Scarlett, one of the two founding members of Apple Together when it was founded in August as “Apple Too”, left the company in November and filed a complaint with the labor board.

She and Janneke Parrish, who was also fired and also filed a complaint with the National Labor Relations Board, encouraged staff members to tell stories of racism, sexism or discrimination in their workplace.

A spokesperson for Apple Together told CNN Business, an employee who works on hardware engineering in the Bay Area and asked to remain anonymous, told the outlet that there were about 200 workers within the group – in total, Apple has more than 100,000 employees in the United States.

Apple CEO Tim Cook (pictured) said in an email to staff members that employees should start returning to the office - but Apple Together, a newly formed group of employees, said it would lead to privileges to decide who can work for Apple'

Apple CEO Tim Cook (pictured) said in an email to staff members that employees should start returning to the office – but Apple Together, a newly formed group of employees, said it would lead to privileges to decide who can work for Apple’

“There’s such a disconnect between executive leadership and individuals,” the employee said, “The higher you go up the chain, the more that empathy erodes.”

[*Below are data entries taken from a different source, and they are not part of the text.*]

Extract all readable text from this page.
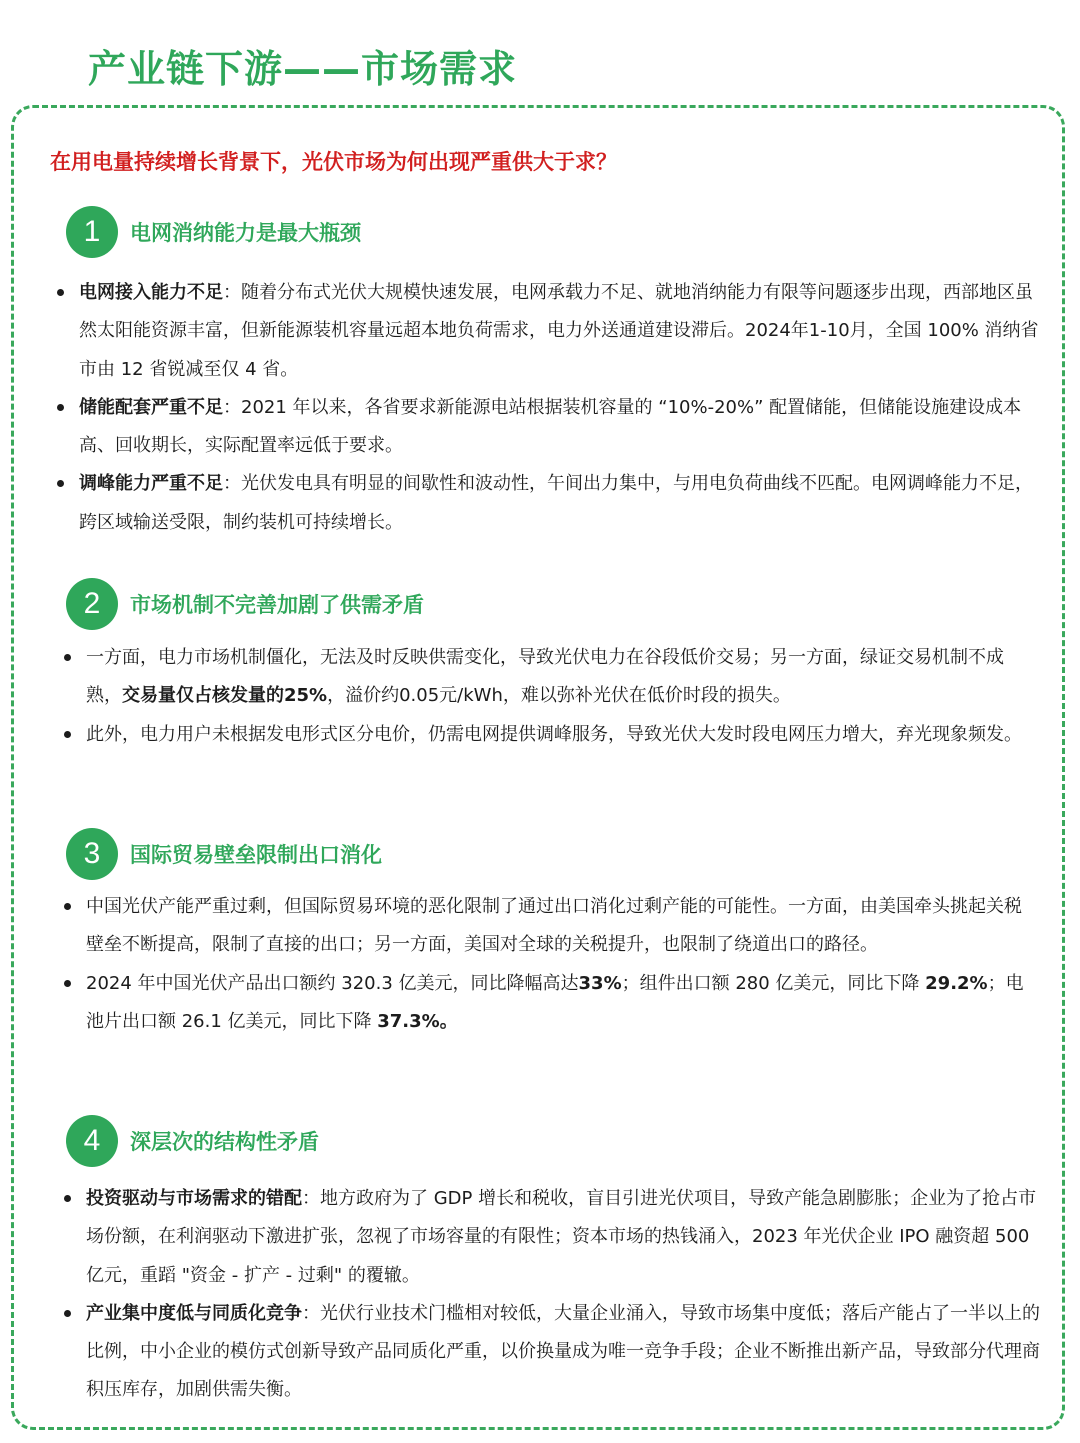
产业链下游——市场需求

在用电量持续增长背景下，光伏市场为何出现严重供大于求？

1	电网消纳能力是最大瓶颈
电网接入能力不足：随着分布式光伏大规模快速发展，电网承载力不足、就地消纳能力有限等问题逐步出现，西部地区虽然太阳能资源丰富，但新能源装机容量远超本地负荷需求，电力外送通道建设滞后。2024年1-10月，全国 100% 消纳省市由 12 省锐减至仅 4 省。
储能配套严重不足：2021 年以来，各省要求新能源电站根据装机容量的 “10%-20%” 配置储能，但储能设施建设成本高、回收期长，实际配置率远低于要求。
调峰能力严重不足：光伏发电具有明显的间歇性和波动性，午间出力集中，与用电负荷曲线不匹配。电网调峰能力不足，跨区域输送受限，制约装机可持续增长。
2	市场机制不完善加剧了供需矛盾
一方面，电力市场机制僵化，无法及时反映供需变化，导致光伏电力在谷段低价交易；另一方面，绿证交易机制不成熟，交易量仅占核发量的25%，溢价约0.05元/kWh，难以弥补光伏在低价时段的损失。
此外，电力用户未根据发电形式区分电价，仍需电网提供调峰服务，导致光伏大发时段电网压力增大，弃光现象频发。
3	国际贸易壁垒限制出口消化
中国光伏产能严重过剩，但国际贸易环境的恶化限制了通过出口消化过剩产能的可能性。一方面，由美国牵头挑起关税壁垒不断提高，限制了直接的出口；另一方面，美国对全球的关税提升，也限制了绕道出口的路径。
2024 年中国光伏产品出口额约 320.3 亿美元，同比降幅高达33%；组件出口额 280 亿美元，同比下降 29.2%；电池片出口额 26.1 亿美元，同比下降 37.3%。
4	深层次的结构性矛盾
投资驱动与市场需求的错配：地方政府为了 GDP 增长和税收，盲目引进光伏项目，导致产能急剧膨胀；企业为了抢占市场份额，在利润驱动下激进扩张，忽视了市场容量的有限性；资本市场的热钱涌入，2023 年光伏企业 IPO 融资超 500 亿元，重蹈 "资金 - 扩产 - 过剩" 的覆辙。
产业集中度低与同质化竞争：光伏行业技术门槛相对较低，大量企业涌入，导致市场集中度低；落后产能占了一半以上的比例，中小企业的模仿式创新导致产品同质化严重，以价换量成为唯一竞争手段；企业不断推出新产品，导致部分代理商积压库存，加剧供需失衡。
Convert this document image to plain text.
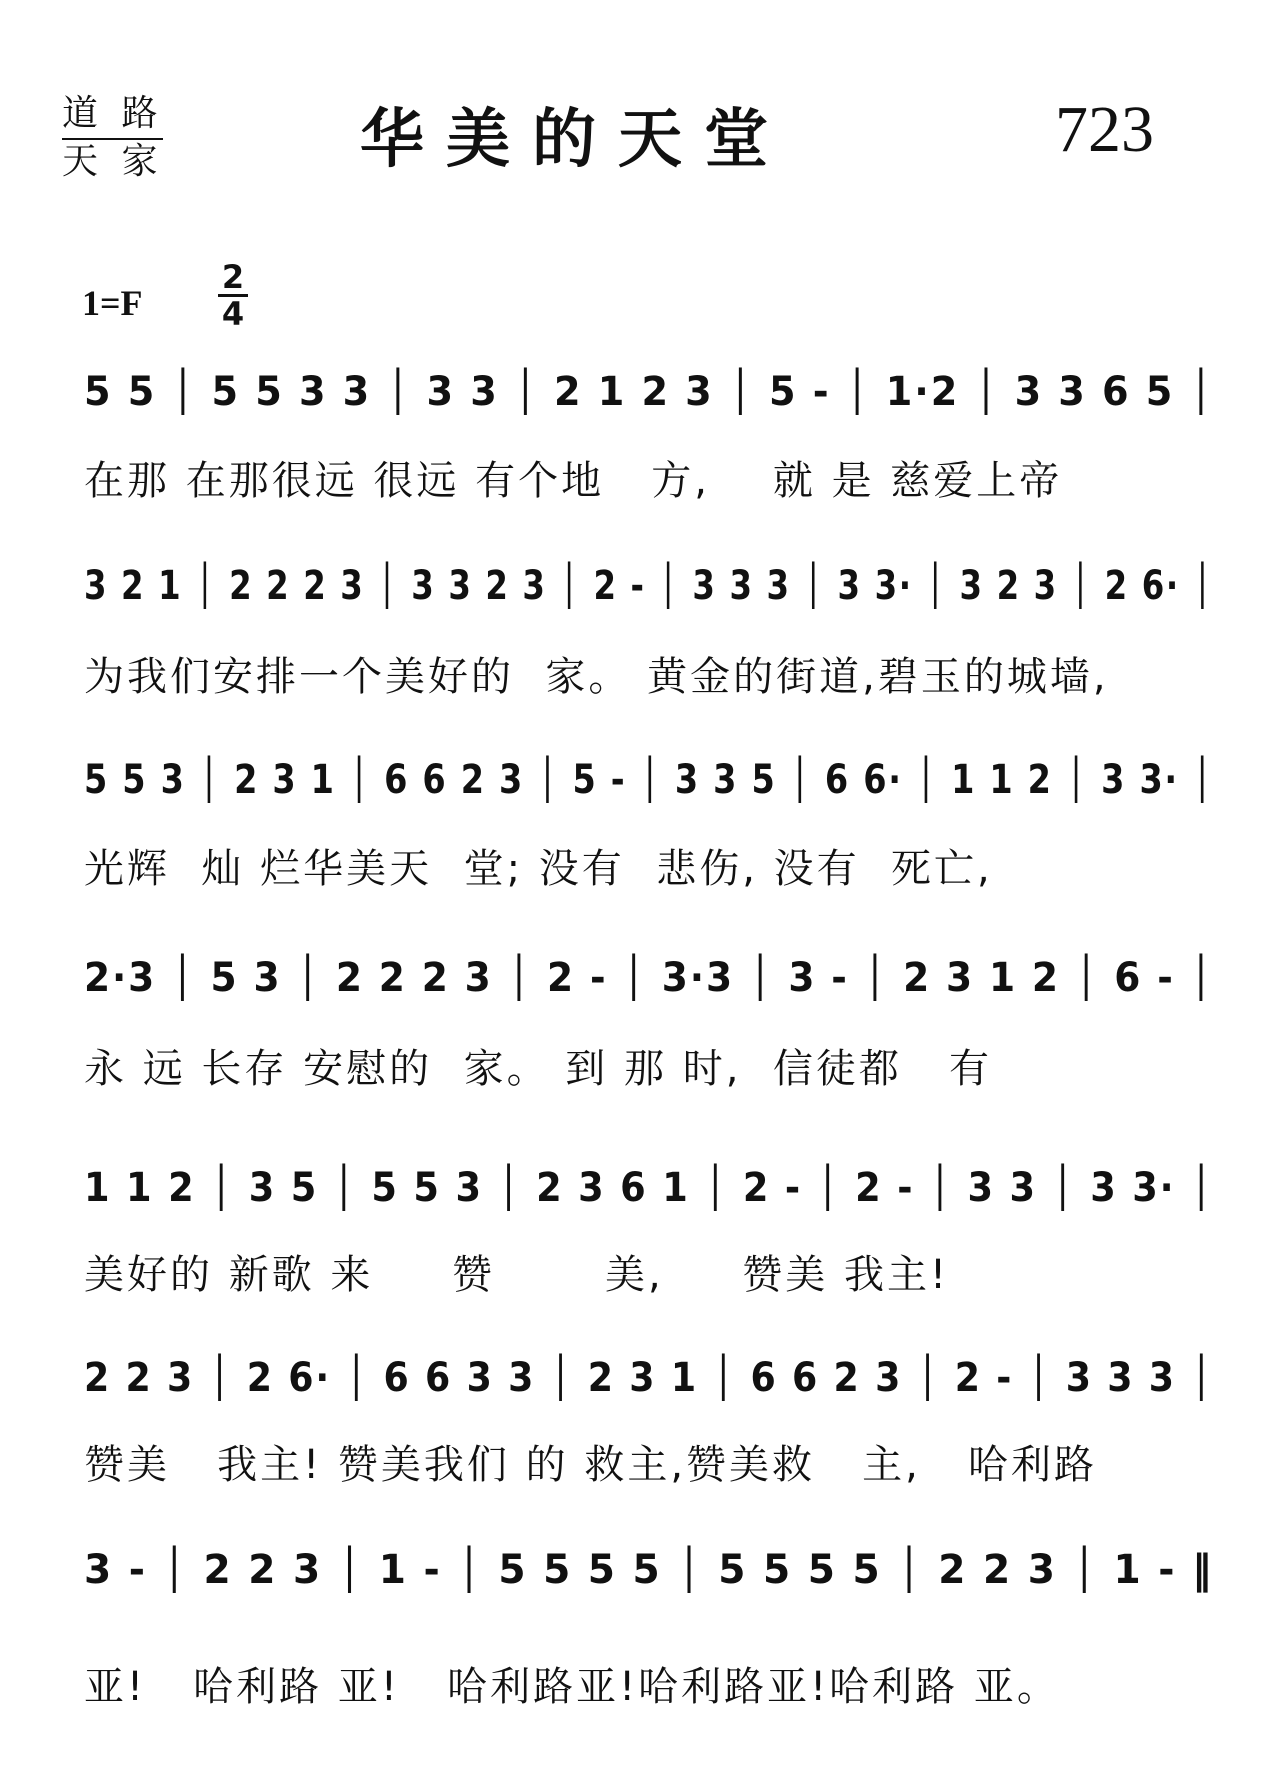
道 路
天 家	华美的天堂	723
$1=F \frac{2}{4}$
5 5 │ 5 5 3 3 │ 3 3 │ 2 1 2 3 │ 5 - │ 1·2 │ 3 3 6 5 │
在那 在那很远 很远 有个地   方,    就 是 慈爱上帝
3 2 1 │ 2 2 2 3 │ 3 3 2 3 │ 2 - │ 3 3 3 │ 3 3· │ 3 2 3 │ 2 6· │
为我们安排一个美好的  家。 黄金的街道,碧玉的城墙,
5 5 3 │ 2 3 1 │ 6 6 2 3 │ 5 - │ 3 3 5 │ 6 6· │ 1 1 2 │ 3 3· │
光辉  灿 烂华美天  堂; 没有  悲伤, 没有  死亡,
2·3 │ 5 3 │ 2 2 2 3 │ 2 - │ 3·3 │ 3 - │ 2 3 1 2 │ 6 - │
永 远 长存 安慰的  家。 到 那 时,  信徒都   有
1 1 2 │ 3 5 │ 5 5 3 │ 2 3 6 1 │ 2 - │ 2 - │ 3 3 │ 3 3· │
美好的 新歌 来     赞       美,     赞美 我主!
2 2 3 │ 2 6· │ 6 6 3 3 │ 2 3 1 │ 6 6 2 3 │ 2 - │ 3 3 3 │
赞美   我主! 赞美我们 的 救主,赞美救   主,   哈利路
3 - │ 2 2 3 │ 1 - │ 5 5 5 5 │ 5 5 5 5 │ 2 2 3 │ 1 - ‖
亚!   哈利路 亚!   哈利路亚!哈利路亚!哈利路 亚。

Apple Together said in its letter that it’s much easier to collaborate with colleagues from their home offices, rather than Apple’s new offices with open floor plans.

They also decried the company’s recent decision to keep employees from different departments and company locations in separate Slack workplaces, which makes it “impossible to create shared community spaces where serendipity could have occurred.” “.

“We are not asking that everyone be forced to work from home,” the letter read. ‘we ask to decide for ourselves, with our teams and our direct manager, what type of work organization best suits each of us, whether in an office, working from home or in a hybrid approach.

Apple’s correspondence with employees comes after other Big Tech giants, like Twitter and Facebook, told its employees they could work from home indefinitely.

#Apple #staff #forcing #work #person #lead #whiter #maledominated #workforce

Tags: , , , , , , , , , ,

Leave a Reply

Your email address will not be published.